Mel Gibson Podcast Plug Doubled Ivermectin Cancer Prescriptions Nationwide
A celebrity endorsement on Joe Rogan's podcast caused ivermectin prescriptions for cancer patients to nearly double, highlighting misinformation risks.
Summary
After actor Mel Gibson promoted ivermectin combined with benzimidazole as a cancer cure on the Joe Rogan Experience in January 2025, monthly prescription rates for the combination nearly doubled compared to the same period in 2024. The increase was most pronounced among white men under 65, especially in the South — demographics that closely mirror typical podcast audiences. Researchers from Virginia Tech Carilion and UCLA published findings in JAMA Network Open, warning that celebrity health misinformation can shift prescribing patterns faster than evidence-based medicine ever could. There is currently no strong clinical evidence supporting ivermectin-benzimidazole as a cancer treatment, making this a significant patient safety concern.
Detailed Summary
When Mel Gibson told Joe Rogan's 16-million-subscriber audience that ivermectin combined with benzimidazole could cure advanced cancer, the ripple effect in real-world prescribing was nearly immediate. This study, published in JAMA Network Open, quantifies just how powerful a single celebrity appearance can be in shaping medical behavior — even for serious, life-threatening conditions like cancer.
Researchers analyzed national prescription data and found that monthly prescribing rates for the ivermectin-benzimidazole combination carried a rate ratio of 1.97 for January through July 2025 versus the same months in 2024 — meaning prescriptions essentially doubled. Among patients with confirmed cancer diagnoses, the increase was even more striking, driven heavily by white men under age 65 living in Southern states.
The demographic pattern was not random. The researchers noted it closely mirrors the known audience profile of the Joe Rogan Experience, suggesting that health misinformation doesn't spread uniformly — it travels along existing social and media networks. This selective amplification means certain patient populations are disproportionately exposed to and influenced by unverified health claims.
This isn't the first time ivermectin sparked a prescribing surge based on non-clinical factors. The same research team previously documented similar patterns during COVID-19. The speed of the shift is what alarms clinicians — evidence-based changes in prescribing typically take years, yet this one happened within weeks of a podcast episode.
For health-conscious individuals, the takeaway is sobering: celebrity endorsements can override medical evidence at scale, potentially leading patients with serious diseases away from proven treatments.
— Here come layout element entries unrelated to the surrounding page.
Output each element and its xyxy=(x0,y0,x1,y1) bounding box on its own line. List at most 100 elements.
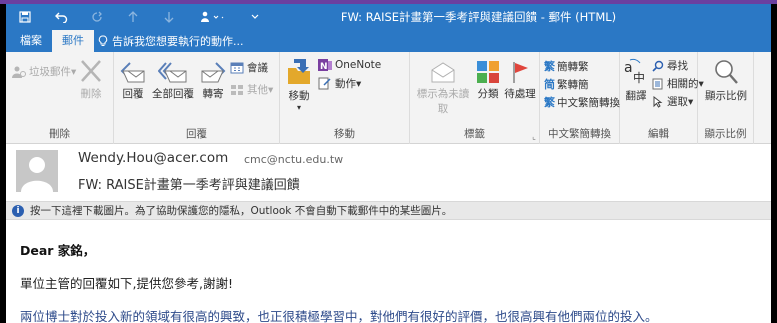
redo-button[interactable] xyxy=(86,6,108,28)
trad-to-simp-icon: 简 xyxy=(544,78,555,91)
more-grid-icon xyxy=(231,84,243,95)
previous-item-button[interactable] xyxy=(122,6,144,28)
chinese-convert-button[interactable]: 繁 中文繁簡轉換 xyxy=(544,94,620,110)
zoom-button[interactable]: 顯示比例 xyxy=(700,58,752,103)
translate-button[interactable]: a中 翻譯 xyxy=(622,58,650,103)
download-pictures-infobar[interactable]: i 按一下這裡下載圖片。為了協助保護您的隱私，Outlook 不會自動下載郵件中… xyxy=(6,201,771,220)
follow-up-button[interactable]: 待處理 xyxy=(504,60,536,101)
outlook-message-window: FW: RAISE計畫第一季考評與建議回饋 - 郵件 (HTML) 檔案 郵件 … xyxy=(6,4,771,323)
reply-all-icon xyxy=(158,62,187,83)
respond-group-label: 回覆 xyxy=(186,128,207,140)
svg-text:N: N xyxy=(320,62,328,72)
actions-button[interactable]: 動作 ▾ xyxy=(318,76,361,91)
redo-icon xyxy=(92,11,102,22)
meeting-button[interactable]: 會議 xyxy=(230,60,268,75)
reply-all-button[interactable]: 全部回覆 xyxy=(150,60,196,101)
reply-button[interactable]: 回覆 xyxy=(118,60,148,101)
trad-to-simp-label: 繁轉簡 xyxy=(557,78,589,91)
info-icon: i xyxy=(12,204,24,217)
qat-dropdown[interactable] xyxy=(244,6,266,28)
delete-group: 垃圾郵件 ▾ 刪除 刪除 xyxy=(6,52,114,144)
related-label: 相關的 xyxy=(667,78,699,90)
zoom-label: 顯示比例 xyxy=(705,90,747,102)
reply-icon xyxy=(120,62,145,83)
undo-icon xyxy=(54,12,67,23)
tab-message[interactable]: 郵件 xyxy=(52,30,94,52)
onenote-label: OneNote xyxy=(335,59,382,71)
delete-group-label: 刪除 xyxy=(49,128,70,140)
onenote-button[interactable]: N OneNote xyxy=(318,58,381,72)
onenote-icon: N xyxy=(318,59,332,72)
forward-label: 轉寄 xyxy=(202,88,224,100)
tell-me-placeholder: 告訴我您想要執行的動作... xyxy=(112,35,244,48)
ribbon: 垃圾郵件 ▾ 刪除 刪除 回覆 全部回覆 轉寄 會議 其他 ▾ 回覆 移動 ▾ … xyxy=(6,52,771,144)
chevron-down-icon xyxy=(251,14,259,19)
move-label: 移動 xyxy=(288,90,310,102)
person-touch-icon xyxy=(201,11,224,22)
related-button[interactable]: 相關的 ▾ xyxy=(652,76,704,91)
simp-to-trad-icon: 繁 xyxy=(544,60,555,73)
edit-group: a中 翻譯 尋找 相關的 ▾ 選取 ▾ 編輯 xyxy=(620,52,704,144)
delete-button[interactable]: 刪除 xyxy=(74,58,108,101)
magnifier-icon xyxy=(715,60,738,84)
next-item-button[interactable] xyxy=(158,6,180,28)
zoom-group: 顯示比例 顯示比例 xyxy=(698,52,754,144)
customize-qat-button[interactable] xyxy=(194,6,230,28)
undo-button[interactable] xyxy=(50,6,72,28)
calendar-icon xyxy=(230,62,244,74)
categorize-label: 分類 xyxy=(477,88,499,100)
infobar-text: 按一下這裡下載圖片。為了協助保護您的隱私，Outlook 不會自動下載郵件中的某… xyxy=(30,205,453,217)
move-group-label: 移動 xyxy=(334,128,355,140)
tags-group: 標示為未讀取 分類 待處理 ⌞ 標籤 xyxy=(410,52,540,144)
save-button[interactable] xyxy=(14,6,36,28)
trad-to-simp-button[interactable]: 简 繁轉簡 xyxy=(544,76,589,92)
message-header: Wendy.Hou@acer.com cmc@nctu.edu.tw FW: R… xyxy=(6,144,771,201)
mark-unread-button[interactable]: 標示為未讀取 xyxy=(412,60,474,116)
tags-group-label: 標籤 xyxy=(464,128,485,140)
forward-button[interactable]: 轉寄 xyxy=(198,60,228,101)
find-button[interactable]: 尋找 xyxy=(652,58,688,73)
translate-icon: a中 xyxy=(624,58,645,85)
junk-person-icon xyxy=(12,66,26,78)
tab-file[interactable]: 檔案 xyxy=(10,30,52,52)
meeting-label: 會議 xyxy=(247,62,268,74)
categorize-button[interactable]: 分類 xyxy=(474,60,502,101)
sender-address[interactable]: Wendy.Hou@acer.com xyxy=(78,150,228,166)
actions-dropdown-caret: ▾ xyxy=(356,77,362,90)
simp-to-trad-button[interactable]: 繁 簡轉繁 xyxy=(544,58,589,74)
person-silhouette-icon xyxy=(21,157,53,192)
message-subject: FW: RAISE計畫第一季考評與建議回饋 xyxy=(78,178,300,193)
arrow-down-icon xyxy=(164,12,174,23)
select-dropdown-caret: ▾ xyxy=(688,95,694,108)
body-paragraph-2: 兩位博士對於投入新的領域有很高的興致，也正很積極學習中，對他們有很好的評價，也很… xyxy=(20,309,658,323)
select-button[interactable]: 選取 ▾ xyxy=(652,94,693,109)
more-dropdown-caret: ▾ xyxy=(268,83,274,96)
junk-button[interactable]: 垃圾郵件 ▾ xyxy=(12,64,76,79)
svg-text:中: 中 xyxy=(633,70,645,85)
delete-label: 刪除 xyxy=(80,88,102,100)
title-bar: FW: RAISE計畫第一季考評與建議回饋 - 郵件 (HTML) xyxy=(6,4,771,30)
delete-x-icon xyxy=(81,60,101,82)
reply-label: 回覆 xyxy=(122,88,144,100)
tell-me-box[interactable]: 告訴我您想要執行的動作... xyxy=(94,30,244,52)
chinese-conversion-group: 繁 簡轉繁 简 繁轉簡 繁 中文繁簡轉換 中文繁簡轉換 xyxy=(540,52,620,144)
recipient-address[interactable]: cmc@nctu.edu.tw xyxy=(244,153,343,166)
body-paragraph-1: 單位主管的回覆如下,提供您參考,謝謝! xyxy=(20,276,233,291)
zoom-group-label: 顯示比例 xyxy=(704,128,747,140)
respond-group: 回覆 全部回覆 轉寄 會議 其他 ▾ 回覆 xyxy=(114,52,280,144)
greeting-text: Dear 家銘， xyxy=(20,243,96,258)
move-button[interactable]: 移動 ▾ xyxy=(284,58,314,112)
move-group: 移動 ▾ N OneNote 動作 ▾ 移動 xyxy=(280,52,410,144)
simp-to-trad-label: 簡轉繁 xyxy=(557,60,589,73)
more-respond-button[interactable]: 其他 ▾ xyxy=(230,82,273,97)
reply-all-label: 全部回覆 xyxy=(152,88,194,100)
forward-icon xyxy=(201,62,226,83)
flag-icon xyxy=(513,62,528,83)
envelope-unread-icon xyxy=(431,62,455,83)
search-icon xyxy=(652,60,664,72)
categorize-icon xyxy=(477,61,499,83)
mark-unread-label: 標示為未讀取 xyxy=(416,88,470,115)
quick-access-toolbar xyxy=(6,4,280,30)
move-dropdown-caret: ▾ xyxy=(296,103,301,112)
move-folder-icon xyxy=(288,59,310,84)
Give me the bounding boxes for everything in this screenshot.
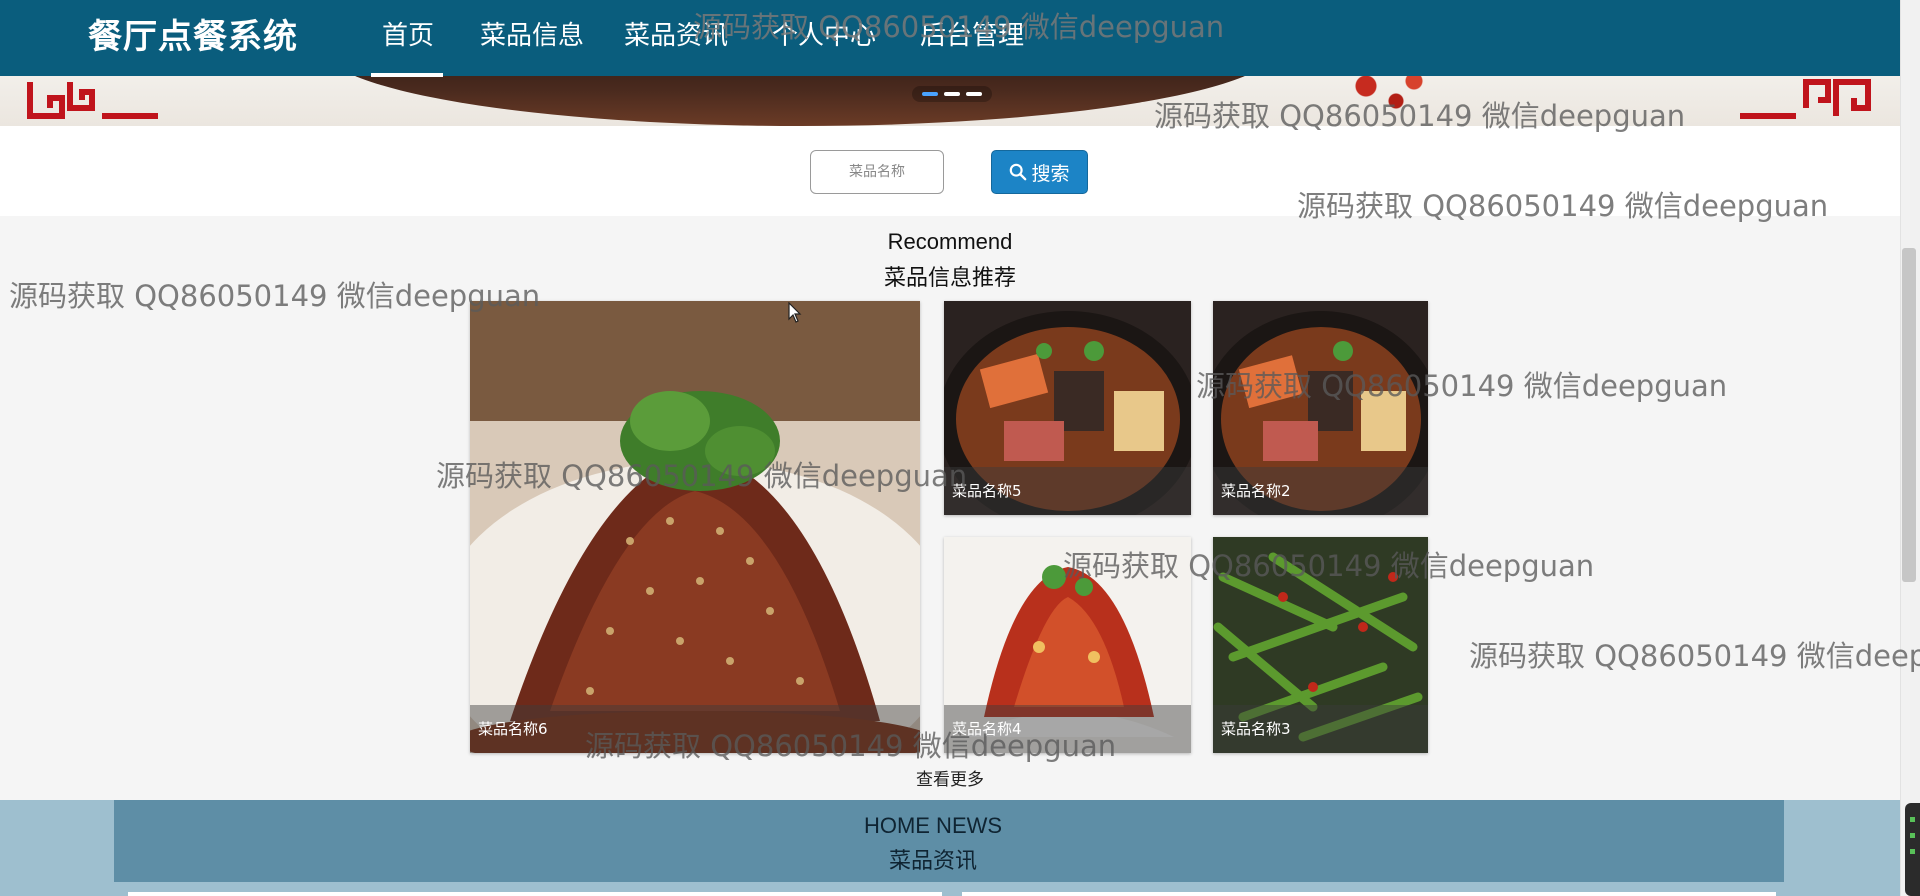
carousel-dot-1[interactable] bbox=[922, 92, 938, 96]
dish-card-small[interactable]: 菜品名称5 bbox=[944, 301, 1191, 515]
widget-indicator bbox=[1910, 817, 1915, 822]
news-title-en: HOME NEWS bbox=[863, 813, 1003, 838]
news-title-cn: 菜品资讯 bbox=[888, 849, 977, 874]
nav-home[interactable]: 首页 bbox=[382, 18, 434, 54]
dish-search-input[interactable] bbox=[810, 150, 944, 194]
site-brand[interactable]: 餐厅点餐系统 bbox=[88, 16, 298, 58]
mouse-cursor-icon bbox=[788, 302, 802, 323]
dish-card-caption: 菜品名称3 bbox=[1213, 705, 1428, 753]
search-button[interactable]: 搜索 bbox=[991, 150, 1088, 194]
search-icon bbox=[1010, 163, 1027, 181]
widget-indicator bbox=[1910, 849, 1915, 854]
recommend-title-cn: 菜品信息推荐 bbox=[883, 266, 1016, 291]
recommend-title-en: Recommend bbox=[887, 229, 1013, 254]
dish-card-large[interactable]: 菜品名称6 bbox=[470, 301, 920, 753]
search-button-label: 搜索 bbox=[1031, 163, 1070, 185]
dish-card-small[interactable]: 菜品名称2 bbox=[1213, 301, 1428, 515]
banner-food-image bbox=[320, 76, 1280, 126]
dish-card-caption: 菜品名称4 bbox=[944, 705, 1191, 753]
news-card[interactable] bbox=[128, 892, 942, 896]
dish-card-small[interactable]: 菜品名称3 bbox=[1213, 537, 1428, 753]
dish-card-caption: 菜品名称2 bbox=[1213, 467, 1428, 515]
nav-dish-news[interactable]: 菜品资讯 bbox=[624, 18, 728, 54]
page-scrollbar-thumb[interactable] bbox=[1902, 248, 1916, 582]
floating-side-widget[interactable] bbox=[1905, 803, 1920, 896]
carousel-dot-3[interactable] bbox=[966, 92, 982, 96]
widget-indicator bbox=[1910, 833, 1915, 838]
nav-active-indicator bbox=[371, 73, 443, 77]
banner-chili-decoration bbox=[1330, 76, 1450, 116]
top-navbar: 餐厅点餐系统 首页 菜品信息 菜品资讯 个人中心 后台管理 bbox=[0, 0, 1900, 77]
carousel-indicators bbox=[912, 86, 992, 102]
nav-dish-info[interactable]: 菜品信息 bbox=[480, 18, 584, 54]
search-section bbox=[0, 126, 1900, 216]
view-more-link[interactable]: 查看更多 bbox=[0, 765, 1900, 790]
dish-card-caption: 菜品名称6 bbox=[470, 705, 920, 753]
chinese-pattern-right bbox=[1740, 79, 1871, 119]
dish-card-small[interactable]: 菜品名称4 bbox=[944, 537, 1191, 753]
nav-personal-center[interactable]: 个人中心 bbox=[772, 18, 876, 54]
watermark-text: 源码获取 QQ86050149 微信deepguan bbox=[1469, 639, 1920, 673]
dish-card-caption: 菜品名称5 bbox=[944, 467, 1191, 515]
news-card[interactable] bbox=[962, 892, 1776, 896]
nav-admin[interactable]: 后台管理 bbox=[920, 18, 1024, 54]
dish-image-sliced-beef bbox=[470, 301, 920, 753]
carousel-dot-2[interactable] bbox=[944, 92, 960, 96]
chinese-pattern-left bbox=[27, 82, 158, 119]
There is no peer-reviewed clinical evidence establishing ivermectin-benzimidazole as an effective cancer therapy. Patients considering unconventional treatments should consult oncologists and review primary literature before acting on public figure recommendations.
Key Findings
- Ivermectin-benzimidazole prescriptions nearly doubled (RR 1.97) after Mel Gibson's Joe Rogan appearance in January 2025.
- Prescription increases were largest among white men under 65 in Southern states, mirroring podcast demographics.
- Prescribing shifts occurred within weeks — far faster than evidence-based medicine typically influences clinical practice.
- No strong clinical evidence currently supports ivermectin-benzimidazole as an effective cancer treatment.
- Celebrity health misinformation selectively amplifies within specific demographic and regional networks.
Methodology
This is a news report summarizing a peer-reviewed observational study published in JAMA Network Open, a credible open-access medical journal. The study used national prescription data with defined time periods and calculated rate ratios with 95% confidence intervals. The source, MedPage Today, is a reputable medical news outlet targeting clinicians.
Study Limitations
The article is a news summary and does not reproduce the full study methodology or data tables — the primary JAMA Network Open paper should be consulted for complete analysis. The study is observational and cannot determine patient outcomes from off-label prescribing. It is unclear what proportion of prescriptions were initiated by patients versus physician-driven.